A Visit to an Artist’s Studio
A Visit to an Artist’s Studio
By: claycormany in Life in General
When I was a kid, I loved going to my grandparents’ house and looking through the different magazines they kept by their sofa. One of my favorites was The Saturday Evening Post, which often featured a funny cover illustration by Norman Rockwell. One of my favorite Rockwell illustrations showed a caged lion staring longingly at the sandwich of a nearby zookeeper. Another showed a small boy reluctantly lowering his trousers while a doctor prepares an injection. As a baseball fan, I also smiled at the illustrations that dealt with America’s favorite pastime. One that I especially enjoyed showed veteran Boston Red Sox players sizing up a baby-faced rookie who, with suitcase in hand, has just arrived in their locker room.
Yesterday, I toured the Norman Rockwell museum in Stockbridge, MA, and viewed many of illustrations and other pictures that Rockwell created over the span of his long career. Many, like those I saw years ago on the Saturday Evening Post covers, dealt with humorous or heart-warming scenaros, but others had a more serious subject. His “Four Freedoms” illustrations offer poignant flesh-and-blood vignettes, each one portraying one of the four freedoms articulated in a speech by President Franklin Roosevelt: freedom of speech, freedom of worship, freedom from fear, and freedom from want. There were also carefully rendered portraits of key American leaders: Adlai Stevenson, Dwight Eisenhower, John F. Kennedy, Richard Nixon.
Rockwell’s sensitivity to racial tensions in Post-War America came through in an illustration of two small black children, standing beside the moving van that has just brought their family’s possessions to a new neighborhood. Several feet away, a small group of white children eye the newcomers with uncertainty. The casual clothes of the white kids and the toys in their hands suggest they have lived in this neighborhood for awhile. Will they welcome the black children as playmates or shun them as outsiders? Rockwell’s picture leaves that question unanswered, but an adult peering at the scene from the window of a nearby house makes the viewer understand that the children may not have the final word on that issue.
Rockwell is quoted as saying that every one of his cover illustrations must tell a story without any words.
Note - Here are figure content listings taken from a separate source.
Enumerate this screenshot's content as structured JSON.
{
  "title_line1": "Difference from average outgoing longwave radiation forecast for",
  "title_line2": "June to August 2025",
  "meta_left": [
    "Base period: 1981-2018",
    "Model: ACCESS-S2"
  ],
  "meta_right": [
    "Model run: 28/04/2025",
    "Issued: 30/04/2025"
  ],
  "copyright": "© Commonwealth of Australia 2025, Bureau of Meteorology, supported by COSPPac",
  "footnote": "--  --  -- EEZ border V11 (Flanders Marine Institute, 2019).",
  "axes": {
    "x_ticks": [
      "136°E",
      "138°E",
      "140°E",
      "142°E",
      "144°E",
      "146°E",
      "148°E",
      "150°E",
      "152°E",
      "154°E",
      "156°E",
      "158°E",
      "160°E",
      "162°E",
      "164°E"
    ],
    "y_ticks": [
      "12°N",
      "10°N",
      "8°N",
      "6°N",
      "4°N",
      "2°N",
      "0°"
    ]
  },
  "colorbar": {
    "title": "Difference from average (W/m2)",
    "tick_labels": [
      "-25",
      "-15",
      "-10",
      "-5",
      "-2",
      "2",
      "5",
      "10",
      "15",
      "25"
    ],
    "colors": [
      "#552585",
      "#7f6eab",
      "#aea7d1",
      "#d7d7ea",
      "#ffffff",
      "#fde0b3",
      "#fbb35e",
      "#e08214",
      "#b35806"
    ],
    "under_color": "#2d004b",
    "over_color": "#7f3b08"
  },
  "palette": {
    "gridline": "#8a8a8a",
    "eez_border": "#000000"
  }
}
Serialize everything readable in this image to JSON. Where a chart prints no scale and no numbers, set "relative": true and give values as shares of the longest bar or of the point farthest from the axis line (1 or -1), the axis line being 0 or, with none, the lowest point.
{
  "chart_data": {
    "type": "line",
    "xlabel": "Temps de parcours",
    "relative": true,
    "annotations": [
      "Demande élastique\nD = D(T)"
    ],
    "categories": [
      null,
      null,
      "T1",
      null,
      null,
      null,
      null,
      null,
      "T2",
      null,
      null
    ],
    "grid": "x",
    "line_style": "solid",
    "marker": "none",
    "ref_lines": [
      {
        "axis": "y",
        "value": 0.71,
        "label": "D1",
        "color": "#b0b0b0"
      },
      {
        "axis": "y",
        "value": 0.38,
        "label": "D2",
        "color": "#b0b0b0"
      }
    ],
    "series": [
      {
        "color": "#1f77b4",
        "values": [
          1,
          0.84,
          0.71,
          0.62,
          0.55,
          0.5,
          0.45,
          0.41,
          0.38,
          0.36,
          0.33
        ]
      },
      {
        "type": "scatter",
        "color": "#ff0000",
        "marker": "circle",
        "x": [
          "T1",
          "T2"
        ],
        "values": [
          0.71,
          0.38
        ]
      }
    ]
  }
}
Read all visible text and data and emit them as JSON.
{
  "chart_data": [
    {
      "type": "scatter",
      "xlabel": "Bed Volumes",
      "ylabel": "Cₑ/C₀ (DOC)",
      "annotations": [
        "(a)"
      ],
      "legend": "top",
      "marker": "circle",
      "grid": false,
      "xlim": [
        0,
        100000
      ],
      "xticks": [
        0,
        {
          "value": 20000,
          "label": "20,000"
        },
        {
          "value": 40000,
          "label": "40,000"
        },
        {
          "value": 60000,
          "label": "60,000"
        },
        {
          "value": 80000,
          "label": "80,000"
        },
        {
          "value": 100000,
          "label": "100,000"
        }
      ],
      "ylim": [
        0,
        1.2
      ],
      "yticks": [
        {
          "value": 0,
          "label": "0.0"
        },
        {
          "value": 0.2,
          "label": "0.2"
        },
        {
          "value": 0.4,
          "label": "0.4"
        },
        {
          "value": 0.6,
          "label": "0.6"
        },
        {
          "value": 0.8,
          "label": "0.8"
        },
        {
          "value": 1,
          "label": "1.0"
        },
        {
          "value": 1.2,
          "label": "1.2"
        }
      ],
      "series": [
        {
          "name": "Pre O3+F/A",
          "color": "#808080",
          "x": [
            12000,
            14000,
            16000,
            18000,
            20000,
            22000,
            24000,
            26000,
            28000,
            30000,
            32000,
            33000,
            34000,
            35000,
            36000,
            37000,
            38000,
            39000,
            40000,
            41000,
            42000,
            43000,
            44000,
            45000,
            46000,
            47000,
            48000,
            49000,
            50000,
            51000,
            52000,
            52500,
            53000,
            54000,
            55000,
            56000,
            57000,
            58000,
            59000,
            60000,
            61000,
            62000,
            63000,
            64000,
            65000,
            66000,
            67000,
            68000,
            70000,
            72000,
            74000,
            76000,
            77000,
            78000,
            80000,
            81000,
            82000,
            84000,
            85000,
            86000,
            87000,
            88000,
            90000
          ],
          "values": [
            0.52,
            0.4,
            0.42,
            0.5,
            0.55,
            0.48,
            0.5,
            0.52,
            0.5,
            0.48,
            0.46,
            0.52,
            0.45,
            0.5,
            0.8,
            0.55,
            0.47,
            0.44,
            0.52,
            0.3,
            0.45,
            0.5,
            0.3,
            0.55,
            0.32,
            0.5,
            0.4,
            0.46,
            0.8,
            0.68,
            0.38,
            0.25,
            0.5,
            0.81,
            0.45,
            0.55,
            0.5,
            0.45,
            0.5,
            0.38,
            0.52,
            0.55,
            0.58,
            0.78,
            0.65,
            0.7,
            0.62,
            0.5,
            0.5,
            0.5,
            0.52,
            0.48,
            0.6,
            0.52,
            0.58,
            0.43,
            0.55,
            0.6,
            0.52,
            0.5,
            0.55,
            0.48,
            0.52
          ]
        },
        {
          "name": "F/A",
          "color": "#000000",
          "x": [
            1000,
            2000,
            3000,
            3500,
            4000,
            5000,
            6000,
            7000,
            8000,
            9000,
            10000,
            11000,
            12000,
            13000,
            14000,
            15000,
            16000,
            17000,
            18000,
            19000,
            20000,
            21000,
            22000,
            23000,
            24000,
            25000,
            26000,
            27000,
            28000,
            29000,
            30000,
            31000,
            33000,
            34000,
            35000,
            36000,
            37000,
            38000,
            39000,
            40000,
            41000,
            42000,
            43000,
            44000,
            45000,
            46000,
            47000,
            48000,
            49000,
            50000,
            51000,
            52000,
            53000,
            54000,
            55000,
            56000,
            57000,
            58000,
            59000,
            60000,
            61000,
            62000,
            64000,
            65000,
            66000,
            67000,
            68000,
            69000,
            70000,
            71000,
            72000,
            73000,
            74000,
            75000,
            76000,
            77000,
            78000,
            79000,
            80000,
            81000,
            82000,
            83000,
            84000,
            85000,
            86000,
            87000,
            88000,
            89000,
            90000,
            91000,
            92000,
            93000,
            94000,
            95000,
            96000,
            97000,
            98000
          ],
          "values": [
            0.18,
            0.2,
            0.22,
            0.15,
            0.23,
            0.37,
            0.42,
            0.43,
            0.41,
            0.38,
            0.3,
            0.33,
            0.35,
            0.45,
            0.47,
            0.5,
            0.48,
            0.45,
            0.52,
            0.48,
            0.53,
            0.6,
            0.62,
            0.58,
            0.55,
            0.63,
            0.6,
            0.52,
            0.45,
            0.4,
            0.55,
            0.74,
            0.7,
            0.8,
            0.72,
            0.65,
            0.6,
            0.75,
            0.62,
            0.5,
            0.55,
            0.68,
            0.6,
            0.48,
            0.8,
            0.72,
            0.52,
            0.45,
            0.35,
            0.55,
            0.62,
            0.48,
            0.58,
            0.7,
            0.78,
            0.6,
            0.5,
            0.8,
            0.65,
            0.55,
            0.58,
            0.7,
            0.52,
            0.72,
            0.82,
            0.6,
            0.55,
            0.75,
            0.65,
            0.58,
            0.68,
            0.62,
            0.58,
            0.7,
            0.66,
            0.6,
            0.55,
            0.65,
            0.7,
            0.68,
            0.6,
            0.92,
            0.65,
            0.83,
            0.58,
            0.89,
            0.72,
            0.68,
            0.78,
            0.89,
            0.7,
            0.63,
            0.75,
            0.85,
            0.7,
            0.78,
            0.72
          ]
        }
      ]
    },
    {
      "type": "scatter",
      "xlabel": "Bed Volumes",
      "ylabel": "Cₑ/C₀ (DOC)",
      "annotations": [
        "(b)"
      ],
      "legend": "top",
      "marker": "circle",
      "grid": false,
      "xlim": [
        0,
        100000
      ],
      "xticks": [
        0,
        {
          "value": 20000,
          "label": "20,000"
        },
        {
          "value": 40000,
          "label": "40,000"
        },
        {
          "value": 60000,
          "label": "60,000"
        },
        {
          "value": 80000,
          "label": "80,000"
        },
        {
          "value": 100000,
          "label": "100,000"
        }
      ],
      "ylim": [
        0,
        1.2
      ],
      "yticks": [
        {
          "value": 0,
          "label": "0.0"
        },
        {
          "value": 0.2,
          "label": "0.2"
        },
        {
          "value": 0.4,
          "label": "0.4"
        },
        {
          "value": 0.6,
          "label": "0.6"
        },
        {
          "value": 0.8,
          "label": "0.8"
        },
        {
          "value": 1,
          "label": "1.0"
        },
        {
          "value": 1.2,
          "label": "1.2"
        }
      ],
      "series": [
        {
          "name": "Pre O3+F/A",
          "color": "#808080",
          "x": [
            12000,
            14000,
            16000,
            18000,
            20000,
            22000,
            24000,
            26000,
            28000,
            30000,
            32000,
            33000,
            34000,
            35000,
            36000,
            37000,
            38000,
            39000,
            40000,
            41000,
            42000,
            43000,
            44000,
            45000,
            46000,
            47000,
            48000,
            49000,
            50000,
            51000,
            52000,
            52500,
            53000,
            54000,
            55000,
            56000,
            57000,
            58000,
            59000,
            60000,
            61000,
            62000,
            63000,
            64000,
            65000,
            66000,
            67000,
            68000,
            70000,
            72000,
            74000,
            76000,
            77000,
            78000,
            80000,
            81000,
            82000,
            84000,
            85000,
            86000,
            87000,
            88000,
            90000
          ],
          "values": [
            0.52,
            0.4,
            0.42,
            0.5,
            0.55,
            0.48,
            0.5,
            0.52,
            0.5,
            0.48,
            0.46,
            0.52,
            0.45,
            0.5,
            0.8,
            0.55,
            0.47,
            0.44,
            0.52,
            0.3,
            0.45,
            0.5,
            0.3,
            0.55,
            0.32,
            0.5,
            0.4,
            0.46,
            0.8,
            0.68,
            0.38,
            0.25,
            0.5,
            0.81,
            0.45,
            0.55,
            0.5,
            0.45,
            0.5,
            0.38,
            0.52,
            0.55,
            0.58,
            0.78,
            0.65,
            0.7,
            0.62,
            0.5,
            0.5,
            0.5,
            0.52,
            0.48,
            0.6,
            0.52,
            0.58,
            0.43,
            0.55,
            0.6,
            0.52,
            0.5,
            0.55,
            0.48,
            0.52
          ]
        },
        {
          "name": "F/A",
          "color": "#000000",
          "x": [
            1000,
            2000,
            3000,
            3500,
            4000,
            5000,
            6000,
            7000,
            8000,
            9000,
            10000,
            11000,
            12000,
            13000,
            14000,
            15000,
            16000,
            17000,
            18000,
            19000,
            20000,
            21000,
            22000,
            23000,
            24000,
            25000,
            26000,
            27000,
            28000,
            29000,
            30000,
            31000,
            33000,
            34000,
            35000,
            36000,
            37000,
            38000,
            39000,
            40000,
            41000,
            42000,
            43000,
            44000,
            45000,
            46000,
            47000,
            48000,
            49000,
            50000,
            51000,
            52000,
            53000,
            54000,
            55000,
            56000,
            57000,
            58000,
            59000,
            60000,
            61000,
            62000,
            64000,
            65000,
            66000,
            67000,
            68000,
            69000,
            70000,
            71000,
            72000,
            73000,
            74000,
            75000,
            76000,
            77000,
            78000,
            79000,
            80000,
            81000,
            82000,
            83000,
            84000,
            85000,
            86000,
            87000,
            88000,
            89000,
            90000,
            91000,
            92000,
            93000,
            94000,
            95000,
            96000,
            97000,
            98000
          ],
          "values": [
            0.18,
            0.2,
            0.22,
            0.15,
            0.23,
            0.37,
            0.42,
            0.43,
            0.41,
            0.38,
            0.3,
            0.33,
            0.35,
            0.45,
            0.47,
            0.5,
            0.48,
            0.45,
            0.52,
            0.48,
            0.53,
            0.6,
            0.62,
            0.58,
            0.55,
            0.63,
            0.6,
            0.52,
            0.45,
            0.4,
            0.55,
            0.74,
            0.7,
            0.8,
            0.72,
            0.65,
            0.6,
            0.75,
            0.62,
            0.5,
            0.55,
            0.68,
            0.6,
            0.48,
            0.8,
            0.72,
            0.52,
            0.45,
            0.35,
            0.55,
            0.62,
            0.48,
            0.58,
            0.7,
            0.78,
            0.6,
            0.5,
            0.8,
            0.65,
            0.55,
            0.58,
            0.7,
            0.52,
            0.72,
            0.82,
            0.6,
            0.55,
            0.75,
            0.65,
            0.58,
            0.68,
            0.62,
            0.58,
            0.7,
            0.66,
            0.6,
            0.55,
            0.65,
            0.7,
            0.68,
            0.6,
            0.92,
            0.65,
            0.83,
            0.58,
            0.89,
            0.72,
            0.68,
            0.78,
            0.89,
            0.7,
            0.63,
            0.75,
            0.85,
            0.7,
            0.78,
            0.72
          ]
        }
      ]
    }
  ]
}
If words were necessary to complete the story, he said, then the cover wouldn’t work. The truth of that observation can be seen in nearly all of Rockwell’s works, even those that never appeared on a magazine cover. There’s the soldier holding a newly arrived package from home and being closely followed by a host of other soldiers. No words are needed to show that the soldier’s “friends” hope he will share whatever the package holds. There’s the robe-clad father who slumps in his armchair while his well-dressed wife and children walk behind him. We don’t need words to understand that this family, except for the guilty father, is headed to church.
After leaving the museum, my wife and I visited Rockwell’s studio, which gave the artist a stunning view of the Berkshire Mountains. The studio itself was fairly simple. It consisted of a captain’s chair, an easle, and a large palette surrounded by completed paintings and an extensive library of art-related books. (Rockwell, we were told, was a big fan of Rembrandt and Van Meer). Near the easle, an odd-looking gold helmet sat atop a post. Rockwell purchased the helmet for a hefty sum in Europe, believing it to be a rare artifact, only to learn later that it was standard headgear for local firefighters.
As I left his studio, I wondered how Rockwell, who died in 1978, would have fared in our 21st Century World of Pinterest, Instagram, Facebook, and texting. In his own time, some critics regarded Rockwell’s work as “kitschy,” and he may have fared even worse in today’s society where incivility and arrogance often rule. But if nothing else, Rockwell’s work can still be appreciated for showing us that one can still see innocence, humor, and hope in a world where there is pain and conflict.